Veysel’in doğduğu dönemler çiçek hastalığı bir belaydı Anadolu’da. Hemen her evden, her ocaktan çocuklar ölüyordu. Bu salgın'ın hızla yayıldığı günlerde büyük ağabeyi Ali'yi kaybettiler. Bir süre sonra Veysel'de bu hastalığa yakalandı. Bir gözünü kaybetti. Diğer gözü ise az çok görüyordu. Veysel dünyayı o gözünden sızan ışığın izin verdiği kadar görebiliyordu. 7 yaşındaydı. Zorlu köy şartlarında yaşadığı bir kaza neticesinde çok az görebilen gözünü de kaybetti. İşte o 7 yaşında ne gördüyse ömrünün geri kalan 72 yılını onlar üzerine inşa etti.

EN YAKIN YOLDAŞI SAZI OLDU
Baba Ahmet Efendi ‘oyalansın’ diye ona bir saz almıştı. 10 yaşından itibaren en yakın yoldaşı o sazıydı. Civardaki âşık ve ozanlardan ders de aldırmıştı babası. Şiirler, deyişler de ezberletiyordu. Başlarda onun için de sadece bir uğraşıydı. Ama bir zaman sonra tek tutkusu oldu. Duygularını dizelere ve sazının tellerine dökmeye başlamıştı. 
 

GÖRDÜĞÜ HER GÜZELLİK ALLAHIN TECELLİSİYDİ
Hem acılarını hem umutlarını sazına döktü. Bilgiden, doğruluktan, insanlıktan, eşitlikten, eşitsizlikten, tabiattan ve topraktan bahsetti hep. Yunus Emre gibiydi. Gördüğü her güzellik Allah’ın bir tecellisiydi. Ona göre asıl körlük görememek değil gördüğünü anlayamamaktı. Kendi derdiyle de barışıktı. Torunlarından birinin anlattığına göre ‘Yalan söylüyorsam iki gözüm kör olsun’ diye şakalaşıyordu ailesiyle.

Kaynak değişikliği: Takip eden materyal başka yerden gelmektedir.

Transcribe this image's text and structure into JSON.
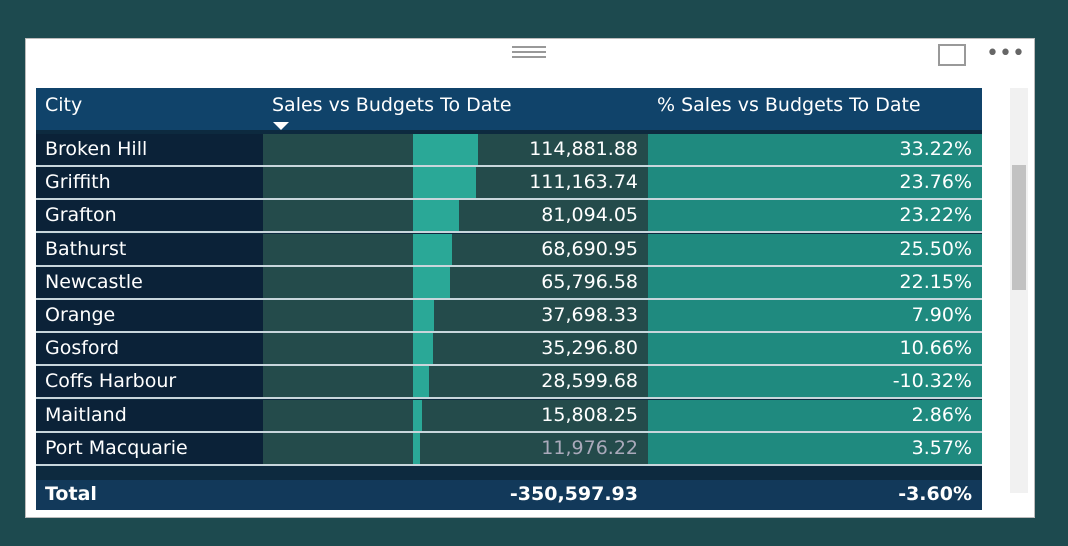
{
  "header": {
    "columns": [
      "City",
      "Sales vs Budgets To Date",
      "% Sales vs Budgets To Date"
    ]
  },
  "table": {
    "rows": [
      {
        "city": "Broken Hill",
        "sales": 114881.88,
        "sales_label": "114,881.88",
        "pct": "33.22%"
      },
      {
        "city": "Griffith",
        "sales": 111163.74,
        "sales_label": "111,163.74",
        "pct": "23.76%"
      },
      {
        "city": "Grafton",
        "sales": 81094.05,
        "sales_label": "81,094.05",
        "pct": "23.22%"
      },
      {
        "city": "Bathurst",
        "sales": 68690.95,
        "sales_label": "68,690.95",
        "pct": "25.50%"
      },
      {
        "city": "Newcastle",
        "sales": 65796.58,
        "sales_label": "65,796.58",
        "pct": "22.15%"
      },
      {
        "city": "Orange",
        "sales": 37698.33,
        "sales_label": "37,698.33",
        "pct": "7.90%"
      },
      {
        "city": "Gosford",
        "sales": 35296.8,
        "sales_label": "35,296.80",
        "pct": "10.66%"
      },
      {
        "city": "Coffs Harbour",
        "sales": 28599.68,
        "sales_label": "28,599.68",
        "pct": "-10.32%"
      },
      {
        "city": "Maitland",
        "sales": 15808.25,
        "sales_label": "15,808.25",
        "pct": "2.86%"
      },
      {
        "city": "Port Macquarie",
        "sales": 11976.22,
        "sales_label": "11,976.22",
        "pct": "3.57%"
      }
    ],
    "total": {
      "label": "Total",
      "sales": "-350,597.93",
      "pct": "-3.60%"
    }
  }
}
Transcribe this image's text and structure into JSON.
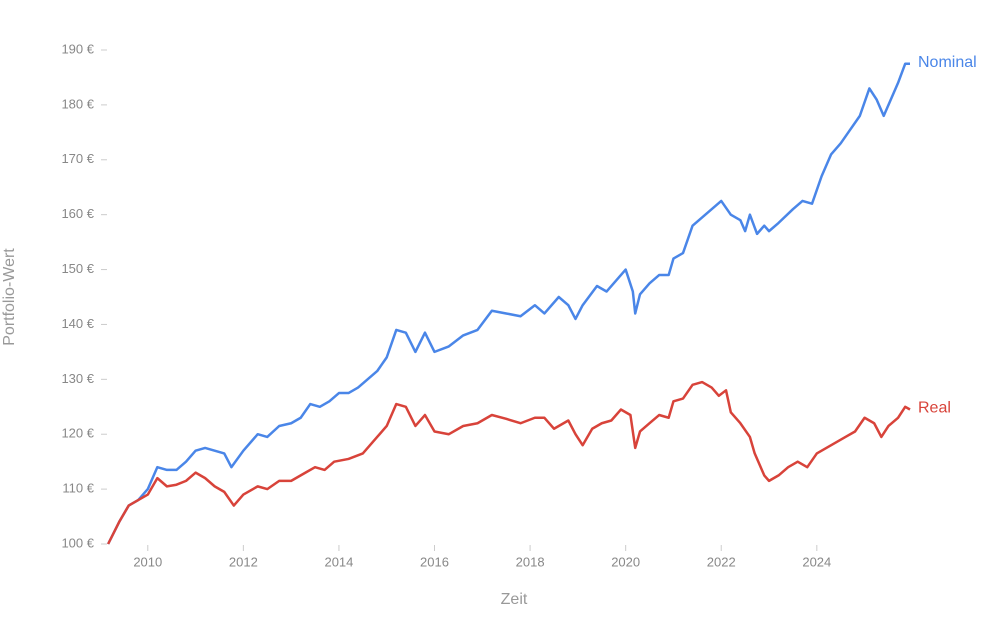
{
  "chart_data": {
    "type": "line",
    "x_label": "Zeit",
    "y_label": "Portfolio-Wert",
    "xlim": [
      2009,
      2025.95
    ],
    "ylim": [
      100,
      190
    ],
    "xticks": [
      2010,
      2012,
      2014,
      2016,
      2018,
      2020,
      2022,
      2024
    ],
    "yticks": [
      {
        "value": 100,
        "label": "100 €"
      },
      {
        "value": 110,
        "label": "110 €"
      },
      {
        "value": 120,
        "label": "120 €"
      },
      {
        "value": 130,
        "label": "130 €"
      },
      {
        "value": 140,
        "label": "140 €"
      },
      {
        "value": 150,
        "label": "150 €"
      },
      {
        "value": 160,
        "label": "160 €"
      },
      {
        "value": 170,
        "label": "170 €"
      },
      {
        "value": 180,
        "label": "180 €"
      },
      {
        "value": 190,
        "label": "190 €"
      }
    ],
    "grid": false,
    "series": [
      {
        "name": "Nominal",
        "color": "#4a86e8",
        "x": [
          2009.17,
          2009.4,
          2009.6,
          2009.8,
          2010.0,
          2010.2,
          2010.4,
          2010.6,
          2010.8,
          2011.0,
          2011.2,
          2011.4,
          2011.6,
          2011.75,
          2012.0,
          2012.3,
          2012.5,
          2012.75,
          2013.0,
          2013.2,
          2013.4,
          2013.6,
          2013.8,
          2014.0,
          2014.2,
          2014.4,
          2014.6,
          2014.8,
          2015.0,
          2015.2,
          2015.4,
          2015.6,
          2015.8,
          2016.0,
          2016.3,
          2016.6,
          2016.9,
          2017.2,
          2017.5,
          2017.8,
          2018.1,
          2018.3,
          2018.6,
          2018.8,
          2018.95,
          2019.1,
          2019.4,
          2019.6,
          2019.8,
          2020.0,
          2020.15,
          2020.2,
          2020.3,
          2020.5,
          2020.7,
          2020.9,
          2021.0,
          2021.2,
          2021.4,
          2021.6,
          2021.8,
          2022.0,
          2022.2,
          2022.4,
          2022.5,
          2022.6,
          2022.75,
          2022.9,
          2023.0,
          2023.2,
          2023.5,
          2023.7,
          2023.9,
          2024.1,
          2024.3,
          2024.5,
          2024.7,
          2024.9,
          2025.1,
          2025.25,
          2025.4,
          2025.55,
          2025.7,
          2025.85,
          2025.95
        ],
        "values": [
          100,
          104,
          107,
          108,
          110,
          114,
          113.5,
          113.5,
          115,
          117,
          117.5,
          117,
          116.5,
          114,
          117,
          120,
          119.5,
          121.5,
          122,
          123,
          125.5,
          125,
          126,
          127.5,
          127.5,
          128.5,
          130,
          131.5,
          134,
          139,
          138.5,
          135,
          138.5,
          135,
          136,
          138,
          139,
          142.5,
          142,
          141.5,
          143.5,
          142,
          145,
          143.5,
          141,
          143.5,
          147,
          146,
          148,
          150,
          146,
          142,
          145.5,
          147.5,
          149,
          149,
          152,
          153,
          158,
          159.5,
          161,
          162.5,
          160,
          159,
          157,
          160,
          156.5,
          158,
          157,
          158.5,
          161,
          162.5,
          162,
          167,
          171,
          173,
          175.5,
          178,
          183,
          181,
          178,
          181,
          184,
          187.5,
          187.5
        ]
      },
      {
        "name": "Real",
        "color": "#d8433a",
        "x": [
          2009.17,
          2009.4,
          2009.6,
          2009.8,
          2010.0,
          2010.2,
          2010.4,
          2010.6,
          2010.8,
          2011.0,
          2011.2,
          2011.4,
          2011.6,
          2011.8,
          2012.0,
          2012.3,
          2012.5,
          2012.75,
          2013.0,
          2013.3,
          2013.5,
          2013.7,
          2013.9,
          2014.2,
          2014.5,
          2014.8,
          2015.0,
          2015.2,
          2015.4,
          2015.6,
          2015.8,
          2016.0,
          2016.3,
          2016.6,
          2016.9,
          2017.2,
          2017.5,
          2017.8,
          2018.1,
          2018.3,
          2018.5,
          2018.8,
          2018.95,
          2019.1,
          2019.3,
          2019.5,
          2019.7,
          2019.9,
          2020.1,
          2020.2,
          2020.3,
          2020.5,
          2020.7,
          2020.9,
          2021.0,
          2021.2,
          2021.4,
          2021.6,
          2021.8,
          2021.95,
          2022.1,
          2022.2,
          2022.4,
          2022.6,
          2022.7,
          2022.9,
          2023.0,
          2023.2,
          2023.4,
          2023.6,
          2023.8,
          2024.0,
          2024.2,
          2024.4,
          2024.6,
          2024.8,
          2025.0,
          2025.2,
          2025.35,
          2025.5,
          2025.7,
          2025.85,
          2025.95
        ],
        "values": [
          100,
          104,
          107,
          108,
          109,
          112,
          110.5,
          110.8,
          111.5,
          113,
          112,
          110.5,
          109.5,
          107,
          109,
          110.5,
          110,
          111.5,
          111.5,
          113,
          114,
          113.5,
          115,
          115.5,
          116.5,
          119.5,
          121.5,
          125.5,
          125,
          121.5,
          123.5,
          120.5,
          120,
          121.5,
          122,
          123.5,
          122.8,
          122,
          123,
          123,
          121,
          122.5,
          120,
          118,
          121,
          122,
          122.5,
          124.5,
          123.5,
          117.5,
          120.5,
          122,
          123.5,
          123,
          126,
          126.5,
          129,
          129.5,
          128.5,
          127,
          128,
          124,
          122,
          119.5,
          116.5,
          112.5,
          111.5,
          112.5,
          114,
          115,
          114,
          116.5,
          117.5,
          118.5,
          119.5,
          120.5,
          123,
          122,
          119.5,
          121.5,
          123,
          125,
          124.5
        ]
      }
    ]
  }
}
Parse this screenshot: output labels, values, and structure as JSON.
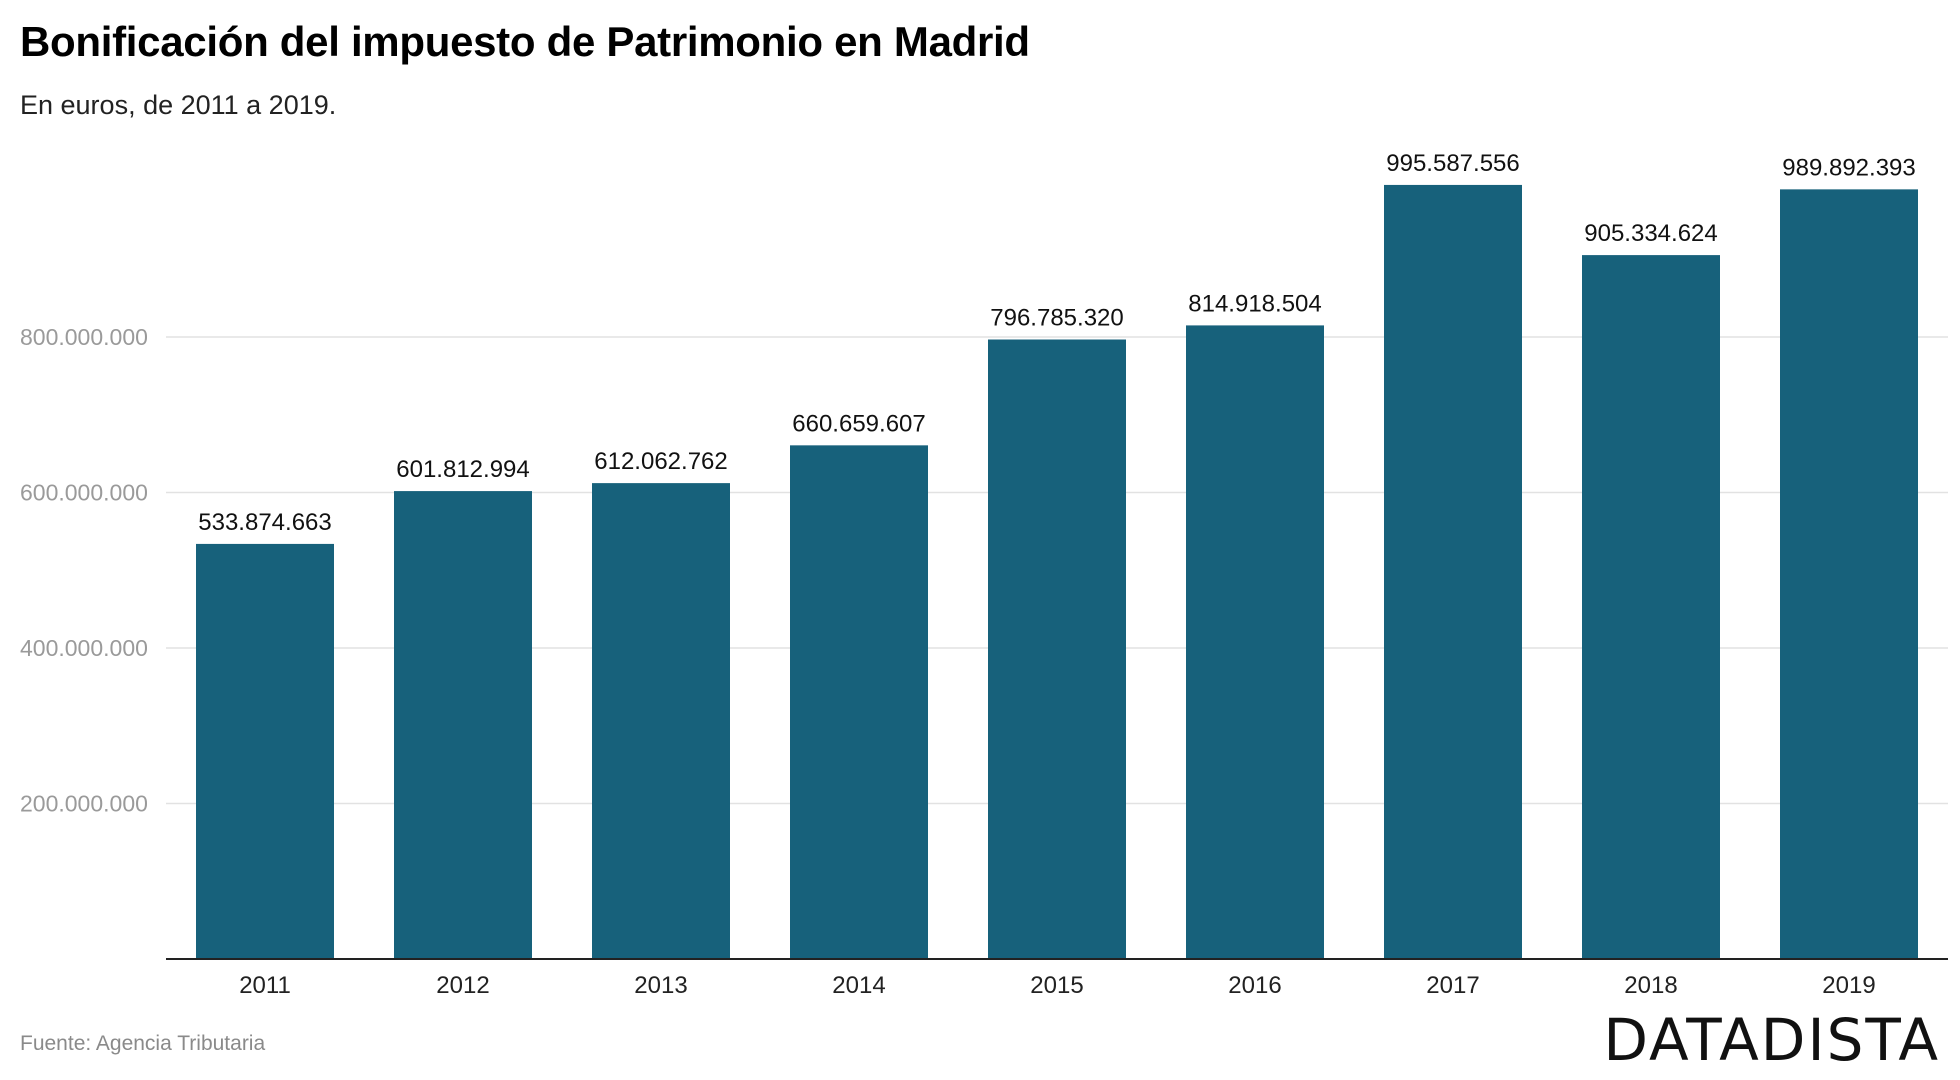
{
  "title": "Bonificación del impuesto de Patrimonio en Madrid",
  "subtitle": "En euros, de 2011 a 2019.",
  "source": "Fuente: Agencia Tributaria",
  "brand": "DATADISTA",
  "colors": {
    "bar": "#17617b",
    "grid": "#e2e2e2",
    "axis": "#222222"
  },
  "chart_data": {
    "type": "bar",
    "categories": [
      "2011",
      "2012",
      "2013",
      "2014",
      "2015",
      "2016",
      "2017",
      "2018",
      "2019"
    ],
    "values": [
      533874663,
      601812994,
      612062762,
      660659607,
      796785320,
      814918504,
      995587556,
      905334624,
      989892393
    ],
    "value_labels": [
      "533.874.663",
      "601.812.994",
      "612.062.762",
      "660.659.607",
      "796.785.320",
      "814.918.504",
      "995.587.556",
      "905.334.624",
      "989.892.393"
    ],
    "yticks": [
      200000000,
      400000000,
      600000000,
      800000000
    ],
    "ytick_labels": [
      "200.000.000",
      "400.000.000",
      "600.000.000",
      "800.000.000"
    ],
    "ylim": [
      0,
      1000000000
    ],
    "grid": true,
    "legend": "none"
  }
}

1930’larda Sivas’ta edebiyat öğretmeni olan Ahmet Kutsi Tecer ile tanıştı. Onun vesilesiyle Âşıklar Bayramı’na katıldı. ‘Âşık Veysel’ yöresinde ilk böyle tanınmaya başladı. Sonrasında diyar diyar gezmeye başlamıştı. 1934’te yazdığı ‘Cumhuriyet Destanı’yla ona Ankara yolu göründü. Türlü zahmetlerle vardığı Ankara’da Atatürk ile görüşmesi mümkün olmadı. Rivayete göre İran Şahı Rıza Pehlevi’nin Ankara ziyaretine denk geldiği için kimi işgüzarlar Veysel’i ve yâreni Âşık İbrahim’i kılıkları ‘hırpani’ olduğu için çarşıya sokmamıştı. Ama sonrasında bir şekilde ulaştıkları Hâkimiyet-i Milliye gazetesinde şiiri yayımlanınca itibar gördü, kıymeti bilindi. Bir zaman radyoda da eserlerini okumaya başladı. 1940’larda Köy Enstitüleri kurulunca Âşık Veysel oralardaki öğrencilere saz dersleri vermeye başladı. Artık adı her yerde bilinir olmuştu. 1952’de hayatını anlatan ‘Karanlık Dünya’ filmi çekildi. 70’lerde eserleri Fikret Kızılok ve Gülden Karaböcek gibi şöhretli isimlerin albümlerindeydi.

79 YILLIK UZUN İNCE BİR YOL
O da sazıyla geçen 70 yılı geride bırakıyordu. Yorgundu. Yıllar önce bir gözünü alan çiçek hastalığından daha beteri, onu bulmuştu. Akciğer kanseriydi. Birkaç yıl bu hastalıkta boğuştu. 1973’ün 21 Mart’ında baharın habercisi olan bir Nevruz gününde sabaha karşı ‘Uzun ince bir yoldayım, gidiyorum gündüz gece’ diye tarif ettiği 79 yıllık ömrünü tamamladı. 

 Eserleri:

Deyişler (1944),

Sazımdan Sesler (1950),

Dostlar Beni Hatırlasın (1970) isimi kitaplarında toplandı.

Ölümünden sonra Bütün Şiirleri (1984) adıyla eserleri tekrar yayınlandı.